The biggest fallout will likely be political. Punishing liberal-leaning cities would offer Trump a victory in his ongoing culture war, even if it comes at the expense of good and useful data. In a political system where population size dictates everything from the distribution of presidential electors to the boundaries of local voting precincts, undercounts could also undermine the political power of immigrant-rich state like California, and of the urban pockets within the Southwestern desert that threaten to make swing states out of Texas and Arizona. California already announced it will be filing a lawsuit to block the new Census measure. (In a Monday op-ed, published before the latest announcement, the state’s attorney general, Xavier Becerra, and its secretary of state, Alex Padilla, had called on the Commerce Department “reject the Justice Department’s dangerous call to add a citizenship question to the 2020 census.”)

Beyond hurting liberal states, cities, and districts, the other political effects will be in the exact arena in which the DOJ claims it will be using the new citizenship question: redistricting. The courts have held that redistricting and congressional apportionment be done by total population—not by citizen population—and a weaker dataset also weakens that constitutional mandate.

The fear for some advocates is that that might be the point. One far-right proposal to ensure conservative—and white dominance—in the coming years has been jettisoning the mandate for population-counting in exchange for a system based solely on counting citizens.
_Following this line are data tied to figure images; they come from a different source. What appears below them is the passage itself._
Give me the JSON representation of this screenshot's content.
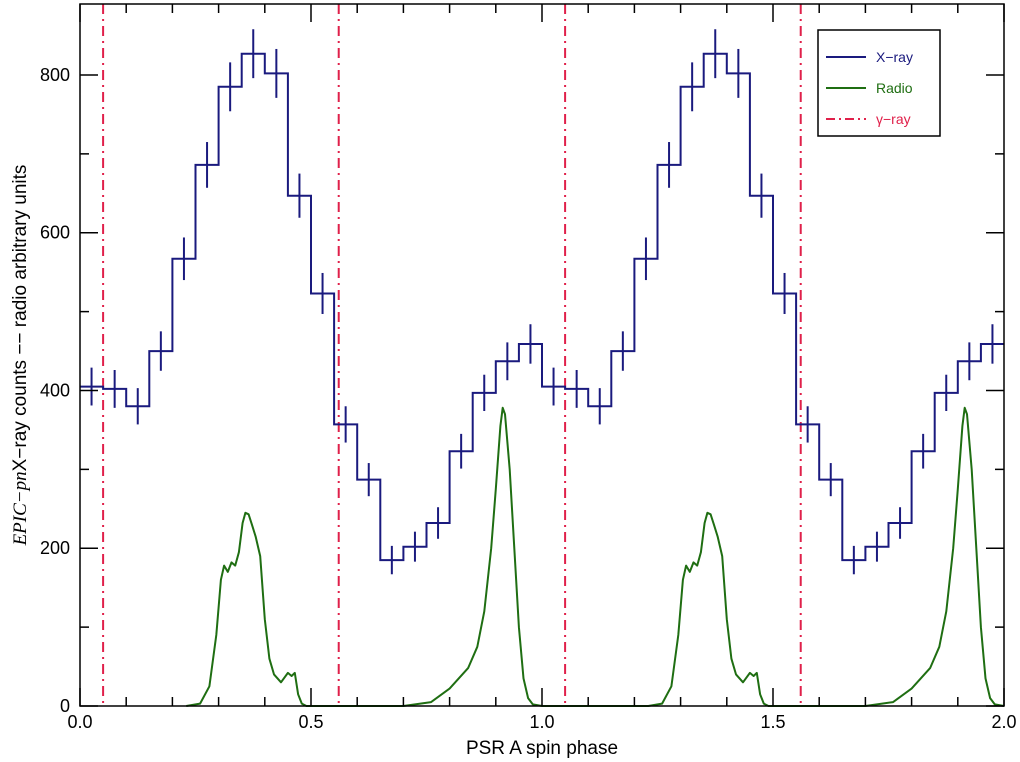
{
  "chart_data": {
    "type": "line",
    "xlabel": "PSR A spin phase",
    "ylabel_prefix": "EPIC−pn",
    "ylabel_rest": "X−ray counts −− radio arbitrary units",
    "xlim": [
      0.0,
      2.0
    ],
    "ylim": [
      0,
      890
    ],
    "xticks": [
      0.0,
      0.5,
      1.0,
      1.5,
      2.0
    ],
    "xtick_labels": [
      "0.0",
      "0.5",
      "1.0",
      "1.5",
      "2.0"
    ],
    "yticks": [
      0,
      200,
      400,
      600,
      800
    ],
    "ytick_labels": [
      "0",
      "200",
      "400",
      "600",
      "800"
    ],
    "grid": false,
    "legend_position": "top-right",
    "colors": {
      "xray": "#1a1a7e",
      "radio": "#1f6e12",
      "gamma": "#e0204a"
    },
    "series": [
      {
        "name": "X−ray",
        "style": "step-with-errorbars",
        "bin_width": 0.05,
        "bin_centers": [
          0.025,
          0.075,
          0.125,
          0.175,
          0.225,
          0.275,
          0.325,
          0.375,
          0.425,
          0.475,
          0.525,
          0.575,
          0.625,
          0.675,
          0.725,
          0.775,
          0.825,
          0.875,
          0.925,
          0.975
        ],
        "values": [
          405,
          402,
          380,
          450,
          567,
          686,
          785,
          827,
          802,
          647,
          523,
          357,
          287,
          185,
          202,
          232,
          323,
          397,
          437,
          459
        ],
        "errors": [
          24,
          24,
          23,
          25,
          27,
          29,
          31,
          31,
          31,
          28,
          26,
          23,
          21,
          18,
          19,
          20,
          22,
          23,
          24,
          25
        ]
      },
      {
        "name": "Radio",
        "style": "line",
        "x": [
          0.23,
          0.26,
          0.28,
          0.295,
          0.305,
          0.312,
          0.32,
          0.328,
          0.336,
          0.344,
          0.352,
          0.358,
          0.365,
          0.372,
          0.38,
          0.39,
          0.4,
          0.41,
          0.42,
          0.435,
          0.45,
          0.458,
          0.465,
          0.472,
          0.48,
          0.49,
          0.5,
          0.6,
          0.7,
          0.76,
          0.8,
          0.84,
          0.86,
          0.875,
          0.89,
          0.9,
          0.91,
          0.915,
          0.92,
          0.93,
          0.94,
          0.95,
          0.96,
          0.97,
          0.98,
          1.0,
          1.23,
          1.26,
          1.28,
          1.295,
          1.305,
          1.312,
          1.32,
          1.328,
          1.336,
          1.344,
          1.352,
          1.358,
          1.365,
          1.372,
          1.38,
          1.39,
          1.4,
          1.41,
          1.42,
          1.435,
          1.45,
          1.458,
          1.465,
          1.472,
          1.48,
          1.49,
          1.5,
          1.6,
          1.7,
          1.76,
          1.8,
          1.84,
          1.86,
          1.875,
          1.89,
          1.9,
          1.91,
          1.915,
          1.92,
          1.93,
          1.94,
          1.95,
          1.96,
          1.97,
          1.98,
          2.0
        ],
        "values": [
          0,
          3,
          25,
          90,
          160,
          178,
          170,
          182,
          178,
          195,
          232,
          245,
          243,
          230,
          215,
          190,
          110,
          60,
          40,
          30,
          42,
          38,
          42,
          15,
          3,
          0,
          0,
          0,
          0,
          5,
          22,
          48,
          75,
          120,
          200,
          275,
          355,
          378,
          370,
          300,
          200,
          100,
          35,
          10,
          2,
          0,
          0,
          3,
          25,
          90,
          160,
          178,
          170,
          182,
          178,
          195,
          232,
          245,
          243,
          230,
          215,
          190,
          110,
          60,
          40,
          30,
          42,
          38,
          42,
          15,
          3,
          0,
          0,
          0,
          0,
          5,
          22,
          48,
          75,
          120,
          200,
          275,
          355,
          378,
          370,
          300,
          200,
          100,
          35,
          10,
          2,
          0
        ]
      },
      {
        "name": "γ−ray",
        "style": "vertical-dash-dot-lines",
        "x": [
          0.05,
          0.56,
          1.05,
          1.56
        ]
      }
    ]
  }
}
That proposal languished mostly on the fringes—that is until it was taken up wholeheartedly by Kris Kobach, the Kansas secretary of state and the former vice chairman of Trump’s disastrous and ill-fated voter-integrity commission. In a January column for Breitbart, the Kansas politician, whose proposals to ensure white demographic advantage have been deeply influential at the national level, pondered the day “if and when the citizenship question is ever returned to the census, and Congress considers excluding illegal aliens from the apportionment process,” and floated the idea that the current system of apportionment by population might be unconstitutional.

According to the Brennan Center, “by requiring the census to track citizenship status, the administration might be laying the groundwork to push for redistricting based on citizenship figures.” This would face legal challenges, but could provide an irresistible option to Republicans still fighting the demographic tide.

Really, what’s at stake here is the same hard knot of policy questions at the center of many of Trump’s most controversial moves. White-nationalist groups decrying “white genocide” and fearing demographic shifts, anti-immigrant populism, the long reach of old Jim Crow, and plain-old backroom political strategizing all come together here, at the unlikely nexus of the Census. Because the Census, at its core, is the key to democracy. If the Constitution gives power to the people, then the Census is the main mechanism to measure that power. That also makes it an incredibly useful weapon, one with the power to warp democracy in the right—or wrong—hands.